Phil Rosenthal, Everybody Loves Raymond creator, has tried multiple times to pitch a reunion special but hasn't had much luck bringing the Barones back to primetime. Have you ever wondered if Ray Barone is still writing about sports for Newsday? Well, apparently neither has anyone else. Most networks gave some reboot or re-imaging of old franchises. Recently Kung Fu, Magnum PI, Hawaii 5-0, Walker, and the upcoming The Wonder Years are testing tread on these well-worn tires. Rosenthal is apparently having a tough time getting anyone to consider doing a reunion special with the likes of Ray Romano and Patricia Heaton. On an upcoming episode of SiriusXM's Pop Culture Spotlight With Jessica Shaw airing Tuesday, Rosenthal told listeners there have been "no takers" for a reunion special of the hit sitcom that aired from 1996 to 2005 on CBS.

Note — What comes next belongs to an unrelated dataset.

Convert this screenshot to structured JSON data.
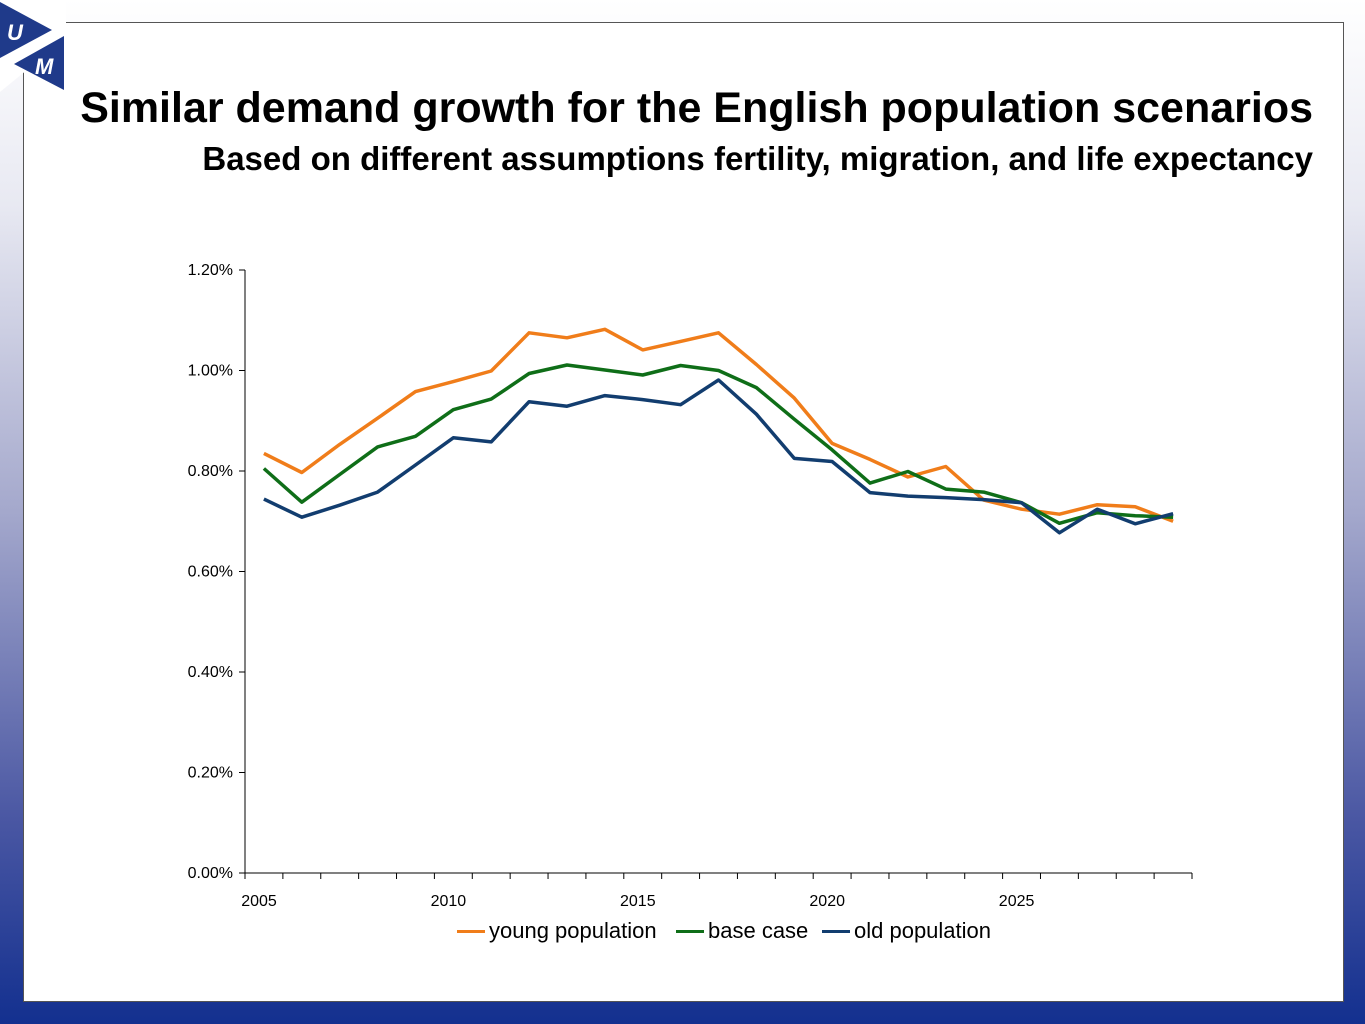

"Here's what I really can't believe," Rosenthal told host Shaw. "I've pitched to now a couple of different places. We can do a reunion special. We can tell stories of the things that have happened to us at home, and then show a clip of the Raymond episode, and I think it will be entertaining and funny and you'll get a chance to catch up with the cast as they are now. And it seemed to work for 'Friends' and, uh, no takers. Not yet. Maybe someone will hear this and say, 'Hey, this seems like a no-brainer.' I think people like the show, I think they would like to see the cast together. Again, I think they would like to revisit some of the highlights and outtakes from the show."
"Listen, this is the business we've chosen for ourselves," continued Rosenthal. "As they say in 'The Godfather', there's no, there's no rhyme or reason to anything. If they, if they see money, they go for the money. If they see demographics that they want, they go for that … I'm not singling out any network. There are plenty of entities who have been involved with the show that could do a reunion show and a reunion special, which certainly doesn't cost as much as producing a real episode of a show. It's people sitting in chairs, and then you have clips."
A reunion special, similar to the recent Friends reunion, would be much more challenging to pull off. Five of Everybody Loves Raymond's favorite cast members- Doris Roberts and Peter Boyle, who played Romano's parents; Georgia Engel and Fred Willard, who played the in-laws of Brad Garrett's character; and Sawyer Sweeten, who played one of Ray & Debra's sons, Geoffrey Barone, have unfortunately passed away. Listen to Rosenthal's interview below.
Everybody Loves Raymond won 15 Emmys during its run on CBS, two of those were for Outstanding Comedy. It has been ranked the 60th best all-time series by TV Guide, the eleventh-best sitcom starring a stand-up comedian, and the 35th best sitcom of all time by Rolling Stone, and (alongside South Park) the 63rd best-written television series by the Writers Guild of America.